Jorge found his heart was hurting again.

Was the wall he’d built around his feelings crumbling so easily?

Even considering it heralded danger.

‘This is impossible! We cannot stand here, arguing. Come inside, not the clinic but my—my
home.’

He emphasised the last word in the invitation to convince himself there was no shame attached to inviting guests into his rough adobe hut, but picturing it in his mind as he’d left that morning—an unwashed breakfast bowl and spoon on the sink; piles of books like mini-skyscrapers all over the floor; his bed unmade should anyone peer through the curtain that served as a bedroom door.

The child—Ella—surely would, though an unmade bed should mean little to her.

‘We’ll have
mate,
a kind of tea. Have you had time to try it?’

Now he sounded like a tourist guide, and though she was walking behind him, little Ella at her side, he knew Caroline had heard the falseness in his voice and was smiling as she replied, ‘We’ve come straight from the airport so we’ve not had time, although I’ve heard of it.’

She’d answered like a polite tourist, although when she added, ‘Of course, you used to tell me about it, Jorge, and long for a taste of it,’ her voice was soft and he could almost believe.

Believe what?

That after four years she still felt something for him?

Imbécil!
Was he so stupid that he was thinking this way?

They’d reached his hut.
His
hut? He’d thought of it that way since the project had begun but it was never destined to be his for ever, or even for much longer. Soon it would house volunteer doctors.

Volunteer doctors! The board set up to run the clinic had agreed they would still accept volunteer help when it was offered, as well as paying a permanent doctor.
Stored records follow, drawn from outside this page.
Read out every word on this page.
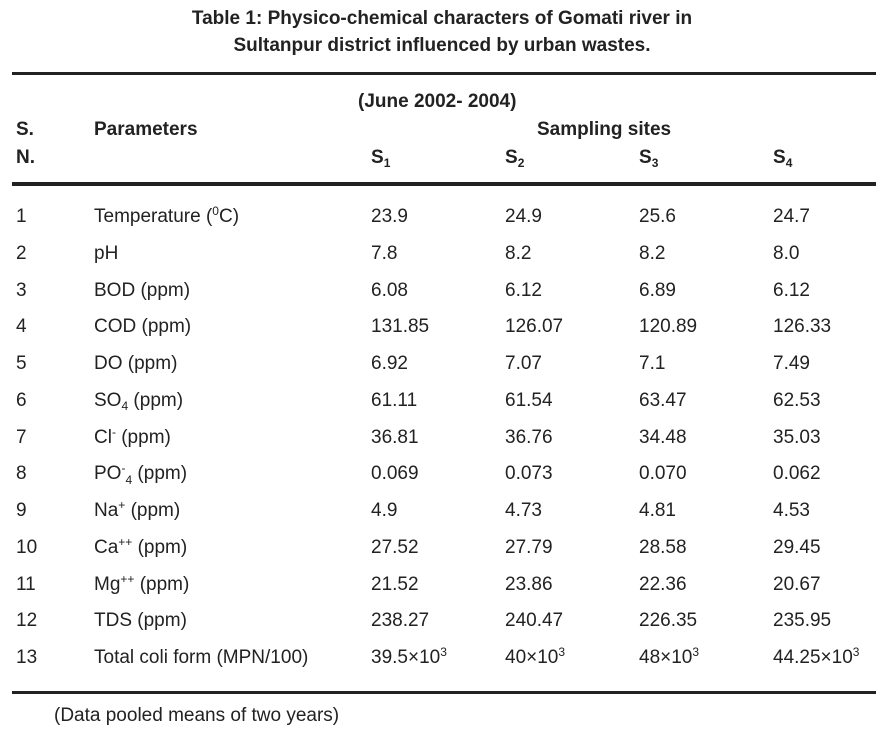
Table 1: Physico-chemical characters of Gomati river in
Sultanpur district influenced by urban wastes.
(June 2002- 2004)
S.
N.
Parameters	Sampling sites
$S_1$	$S_2$	$S_3$	$S_4$
1	Temperature ($^0$C)	23.9	24.9	25.6	24.7
2	pH	7.8	8.2	8.2	8.0
3	BOD (ppm)	6.08	6.12	6.89	6.12
4	COD (ppm)	131.85	126.07	120.89	126.33
5	DO (ppm)	6.92	7.07	7.1	7.49
6	$SO_4$ (ppm)	61.11	61.54	63.47	62.53
7	Cl- (ppm)	36.81	36.76	34.48	35.03
8	$PO^-_4$ (ppm)	0.069	0.073	0.070	0.062
9	Na+ (ppm)	4.9	4.73	4.81	4.53
10	Ca++ (ppm)	27.52	27.79	28.58	29.45
11	Mg++ (ppm)	21.52	23.86	22.36	20.67
12	TDS (ppm)	238.27	240.47	226.35	235.95
13	Total coli form (MPN/100)	$39.5\times 10^3$	$40\times 10^3$	$48\times 10^3$	$44.25\times 10^3$
(Data pooled means of two years)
Caroline must have made the arrangement through the board and somehow dates had become mixed up, which would explain why he hadn’t received notification.

He shook his head at the bureaucratic bungling that had thrust him into this situation and continued towards the hut.

At least now it had a front door, though not much of one, cut from a bigger, thick timber door one of his helpers had found in a second-hand yard. Cutting the door, like the other tasks he’d undertaken in building his hut, had reminded him how little he knew about manual labour—how easy and privileged his growing up had been.

‘Great door!’

Caroline was smiling at him, running her fingers
along the rough edges where the plane had bitten too deep into the wood.

‘All your own work? ‘

He fought the urge to smile back—and the even stronger urge to put his fingers over hers. To smile at her would be to lose, to touch her would be to surrender, and although he wasn’t sure of the battle taking place, its rules or even the battleground, he wasn’t going to lose.

‘I built the hut with some of the unemployed young men in the area, so we could all learn the traditional way of building. We try to reuse wood where we can. We cannot stop deforestation taking place, not only here but in so many rainforest areas throughout the world, but at least we should be aware that we need not add to it.’

Her smile grew softer, gleaming in her eyes where anger had been earlier, and his heart bumped once again in his chest.

Danger—that was what the bump meant. It was as good as a flashing sign saying, Beware! He straightened up, feeling the skin on his body tighten and momentary pain. Pain was good as it reminded him that he couldn’t let a smile breach his defences.